La rencontre, en 1921, de Catherine Pozzi balaya en une soirée, toute prévention contre l'affectif.
Avec elle, d'une intelligence corrosive, capable de rivaliser avec la vôtre, éprise de vos écrits, remarquable écrivain – ses Journaux et poèmes, publiés après sa mort, en témoignent –  vous alliez pouvoir, barrage rompu, épancher une tendresse trop longtemps contenue.
Bien plus tard, vous ferez dire à votre Faust, dans l'acte IV jamais achevé : « Oui, l'idée à l'état naissant et renaissant – leur alliance me rend fou par l'acte d'y penser. […] » ; « Nous serions comme des Dieux, des harmoniques intelligents dans une correspondance immédiate de nos vies sensitives, sans parole, – et nos esprit feraient l'amour l'un avec l'autre comme des corps peuvent faire. […]. Nous ferions des moments comme l'on procrée, des moments qui seraient dérobés au désordre de la vie ordinaire qui est accidentelle et faite de lambeaux … »

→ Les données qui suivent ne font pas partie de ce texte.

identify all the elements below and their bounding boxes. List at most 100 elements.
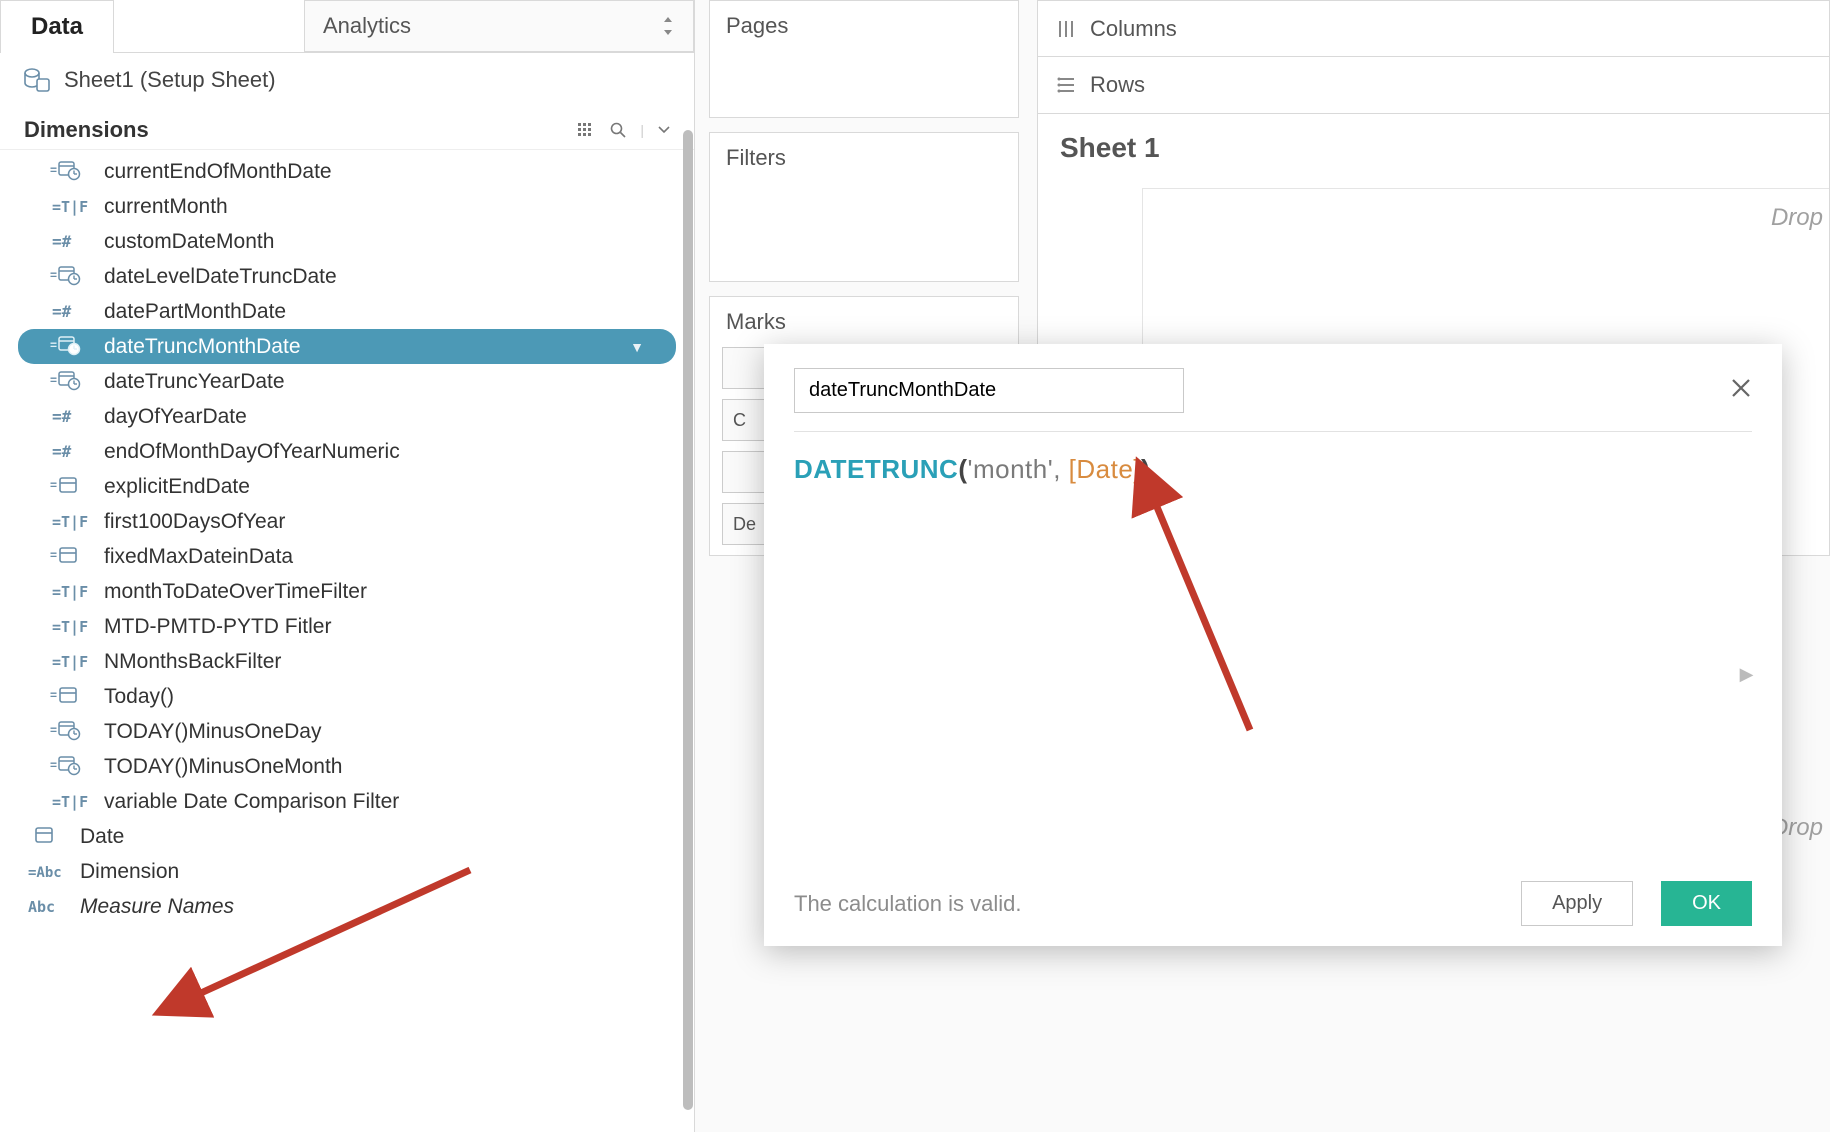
type-icon: =: [52, 685, 86, 709]
dim-item-label: customDateMonth: [104, 230, 670, 254]
dim-item-label: Date: [80, 825, 670, 849]
dim-item-label: first100DaysOfYear: [104, 510, 670, 534]
type-icon: =#: [52, 407, 86, 426]
filters-shelf[interactable]: Filters: [709, 132, 1019, 282]
datasource-row[interactable]: Sheet1 (Setup Sheet): [0, 53, 694, 107]
dim-item-dateTruncYearDate[interactable]: = dateTruncYearDate: [0, 364, 694, 399]
dim-item-fixedMaxDateinData[interactable]: = fixedMaxDateinData: [0, 539, 694, 574]
type-icon: =: [52, 370, 86, 394]
drop-hint-top: Drop: [1771, 204, 1823, 232]
dim-item-label: explicitEndDate: [104, 475, 670, 499]
rows-label: Rows: [1090, 72, 1145, 98]
type-icon: =: [52, 755, 86, 779]
dim-item-label: TODAY()MinusOneMonth: [104, 755, 670, 779]
dim-item-MTD-PMTD-PYTD Fitler[interactable]: =T|FMTD-PMTD-PYTD Fitler: [0, 609, 694, 644]
close-icon[interactable]: [1730, 375, 1752, 406]
dim-item-label: endOfMonthDayOfYearNumeric: [104, 440, 670, 464]
dim-item-label: dayOfYearDate: [104, 405, 670, 429]
formula-lparen: (: [958, 454, 967, 484]
dim-item-dateLevelDateTruncDate[interactable]: = dateLevelDateTruncDate: [0, 259, 694, 294]
type-icon: =: [52, 720, 86, 744]
dim-item-NMonthsBackFilter[interactable]: =T|FNMonthsBackFilter: [0, 644, 694, 679]
dim-item-Measure-Names[interactable]: Abc Measure Names: [0, 889, 694, 924]
apply-button[interactable]: Apply: [1521, 881, 1633, 926]
formula-field: [Date]: [1069, 454, 1141, 484]
type-icon: =#: [52, 232, 86, 251]
dim-item-label: Measure Names: [80, 895, 670, 919]
dim-item-label: variable Date Comparison Filter: [104, 790, 670, 814]
dim-item-label: dateTruncMonthDate: [104, 335, 612, 359]
type-icon: =T|F: [52, 653, 86, 671]
rows-shelf[interactable]: Rows: [1037, 57, 1830, 114]
chevron-sort-icon: [661, 17, 675, 35]
type-icon: Abc: [28, 898, 62, 916]
type-icon: =#: [52, 442, 86, 461]
rows-icon: [1056, 75, 1076, 95]
calc-name-input[interactable]: [794, 368, 1184, 413]
sidebar-tabs: Data Analytics: [0, 0, 694, 53]
dim-item-explicitEndDate[interactable]: =explicitEndDate: [0, 469, 694, 504]
dim-item-currentEndOfMonthDate[interactable]: = currentEndOfMonthDate: [0, 154, 694, 189]
type-icon: =#: [52, 302, 86, 321]
sheet-title: Sheet 1: [1060, 132, 1807, 164]
datasource-label: Sheet1 (Setup Sheet): [64, 67, 276, 93]
dim-item-endOfMonthDayOfYearNumeric[interactable]: =# endOfMonthDayOfYearNumeric: [0, 434, 694, 469]
dimensions-list: =currentEndOfMonthDate=T|FcurrentMonth=#…: [0, 150, 694, 944]
analytics-label: Analytics: [323, 13, 411, 39]
type-icon: [28, 825, 62, 849]
formula-arg1: 'month': [968, 454, 1054, 484]
dimensions-menu-divider: |: [640, 122, 644, 138]
columns-icon: [1056, 19, 1076, 39]
svg-text:=: =: [50, 688, 57, 702]
dim-item-first100DaysOfYear[interactable]: =T|F first100DaysOfYear: [0, 504, 694, 539]
dialog-divider: [794, 431, 1752, 432]
dim-item-variable Date Comparison Filter[interactable]: =T|F variable Date Comparison Filter: [0, 784, 694, 819]
dimensions-header: Dimensions |: [0, 107, 694, 150]
view-list-icon[interactable]: [578, 123, 596, 137]
dim-item-monthToDateOverTimeFilter[interactable]: =T|F monthToDateOverTimeFilter: [0, 574, 694, 609]
dim-item-label: monthToDateOverTimeFilter: [104, 580, 670, 604]
dim-item-label: dateTruncYearDate: [104, 370, 670, 394]
type-icon: =: [52, 545, 86, 569]
dim-item-label: dateLevelDateTruncDate: [104, 265, 670, 289]
calc-formula-editor[interactable]: DATETRUNC('month', [Date]) ▶: [794, 454, 1752, 881]
dim-item-TODAY()MinusOneDay[interactable]: = TODAY()MinusOneDay: [0, 714, 694, 749]
dim-item-TODAY()MinusOneMonth[interactable]: = TODAY()MinusOneMonth: [0, 749, 694, 784]
svg-text:=: =: [50, 163, 57, 177]
analytics-dropdown[interactable]: Analytics: [304, 0, 694, 52]
type-icon: =: [52, 160, 86, 184]
expand-icon[interactable]: ▶: [1740, 664, 1754, 685]
dim-item-label: fixedMaxDateinData: [104, 545, 670, 569]
dim-item-Today()[interactable]: = Today(): [0, 679, 694, 714]
columns-shelf[interactable]: Columns: [1037, 0, 1830, 57]
dim-item-label: Today(): [104, 685, 670, 709]
pages-shelf[interactable]: Pages: [709, 0, 1019, 118]
dim-item-label: TODAY()MinusOneDay: [104, 720, 670, 744]
dim-item-dayOfYearDate[interactable]: =# dayOfYearDate: [0, 399, 694, 434]
dim-item-Date[interactable]: Date: [0, 819, 694, 854]
marks-label: Marks: [710, 297, 1018, 347]
datasource-icon: [24, 68, 50, 92]
type-icon: =: [52, 265, 86, 289]
type-icon: =T|F: [52, 793, 86, 811]
type-icon: =T|F: [52, 583, 86, 601]
formula-rparen: ): [1141, 454, 1150, 484]
svg-text:=: =: [50, 268, 57, 282]
dim-item-Dimension[interactable]: =AbcDimension: [0, 854, 694, 889]
dim-item-datePartMonthDate[interactable]: =#datePartMonthDate: [0, 294, 694, 329]
dim-item-currentMonth[interactable]: =T|FcurrentMonth: [0, 189, 694, 224]
dim-item-customDateMonth[interactable]: =# customDateMonth: [0, 224, 694, 259]
svg-text:=: =: [50, 548, 57, 562]
chevron-down-icon[interactable]: ▼: [630, 339, 644, 355]
dim-item-label: currentEndOfMonthDate: [104, 160, 670, 184]
dim-item-label: Dimension: [80, 860, 670, 884]
svg-text:=: =: [50, 758, 57, 772]
search-icon[interactable]: [610, 122, 626, 138]
tab-data[interactable]: Data: [0, 0, 114, 53]
dim-item-dateTruncMonthDate[interactable]: =dateTruncMonthDate▼: [18, 329, 676, 364]
filters-label: Filters: [710, 133, 1018, 183]
type-icon: =T|F: [52, 513, 86, 531]
scrollbar[interactable]: [683, 130, 693, 1110]
chevron-down-icon[interactable]: [658, 126, 670, 134]
ok-button[interactable]: OK: [1661, 881, 1752, 926]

Nul doute que Catherine Pozzi eût pu être, seule parmi les femmes que vous avez aimées, celle avec qui réaliser cette œuvre sans pareille où chair, amour, esprit, tendresse, se combinant, se fussent mutuellement fondus et fécondés.
Mais, grande bourgeoise fortunée, prompte à la morgue, au mépris, au décri, ombrageuse, écorchée vive, retorse en sado-masochisme, elle était de ces femmes aux si du chantage et qui sans cesse vous réclament des « sacrifices-preuves ».
(Qu'elle qui se vantait, dans son Journal, de se vêtir chez les couturiers en renom, ait eu la bassesse d'âme de vous reprocher des emplois à ses yeux indignes de vous, aurait dû vous en détacher sur le champ.)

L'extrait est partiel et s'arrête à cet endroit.